GREISCH, one of Europe’s leading engineering and architectural firms, started expanding its offices located in Liège in 2008. This work included building an enormous atrium and walkways to connect the old and new buildings.
Concerned about the level of comfort provided to its employees, an energy audit and a satisfaction survey were conducted by the office's energy unit. This survey highlighted no control of heat input, temperature differences between each floor and no control over glare on computer screens as key factors.
After researching the market, the team in charge of the project chose the solution that best addressed these issues: replacing some of the roof windows with SageGlass electrochromic glass. This type of glass automatically and discreetly changes its degree of tint according to the sun’s energy and light input. It’s quick and easy to install and doesn’t apply too much weight to the building’s wood and steel structure. The 140 glass sections are managed by a smart control system that’s programmed by SageGlass, and follow different usage scenarios designed to meet the client’s specific needs. These scenarios can be reprogrammed as necessary. The glazing is controlled manually using the wall-mounted touch screen or via a tablet directly linked to the Building Management System (BMS).

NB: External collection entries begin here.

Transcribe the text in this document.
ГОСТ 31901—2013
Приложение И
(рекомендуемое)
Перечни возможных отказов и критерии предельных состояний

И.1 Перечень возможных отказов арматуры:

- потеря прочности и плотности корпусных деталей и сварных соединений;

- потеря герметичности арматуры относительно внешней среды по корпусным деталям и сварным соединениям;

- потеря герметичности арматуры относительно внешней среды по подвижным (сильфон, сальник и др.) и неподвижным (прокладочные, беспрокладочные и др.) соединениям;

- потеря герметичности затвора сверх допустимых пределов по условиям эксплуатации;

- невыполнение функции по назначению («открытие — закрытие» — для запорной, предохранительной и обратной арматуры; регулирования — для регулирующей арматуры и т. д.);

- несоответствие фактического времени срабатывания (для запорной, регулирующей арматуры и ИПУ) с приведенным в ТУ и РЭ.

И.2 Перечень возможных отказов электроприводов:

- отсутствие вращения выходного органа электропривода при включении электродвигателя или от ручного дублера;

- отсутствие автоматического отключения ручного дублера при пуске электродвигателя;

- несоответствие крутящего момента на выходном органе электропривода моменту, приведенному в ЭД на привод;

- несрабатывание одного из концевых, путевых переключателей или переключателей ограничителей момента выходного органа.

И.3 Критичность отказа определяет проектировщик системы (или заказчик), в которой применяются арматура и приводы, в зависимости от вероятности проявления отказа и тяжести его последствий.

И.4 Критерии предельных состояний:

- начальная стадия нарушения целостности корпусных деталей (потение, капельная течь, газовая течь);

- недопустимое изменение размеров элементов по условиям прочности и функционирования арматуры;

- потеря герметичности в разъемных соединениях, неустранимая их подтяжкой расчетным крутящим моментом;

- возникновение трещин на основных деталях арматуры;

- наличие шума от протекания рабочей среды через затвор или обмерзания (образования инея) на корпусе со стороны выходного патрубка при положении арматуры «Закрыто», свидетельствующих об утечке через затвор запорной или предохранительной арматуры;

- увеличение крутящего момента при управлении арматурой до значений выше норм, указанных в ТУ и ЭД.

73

SageGlass smart glazing allows for a permanent supply of natural light and connects the inside with the outside world. It improves the thermal, visual and acoustic comfort of the building. Tinting the glass lowers energy bills because air conditioning doesn’t need to be used as often, while it also avoids incurring any maintenance costs. The glazing now controls heat input, which helps to eliminate temperature differences between the floors and reduce glare on computer screens. These benefits mean SageGlass glazing improves the well-being of employees, who report that they are satisfied with the outcome.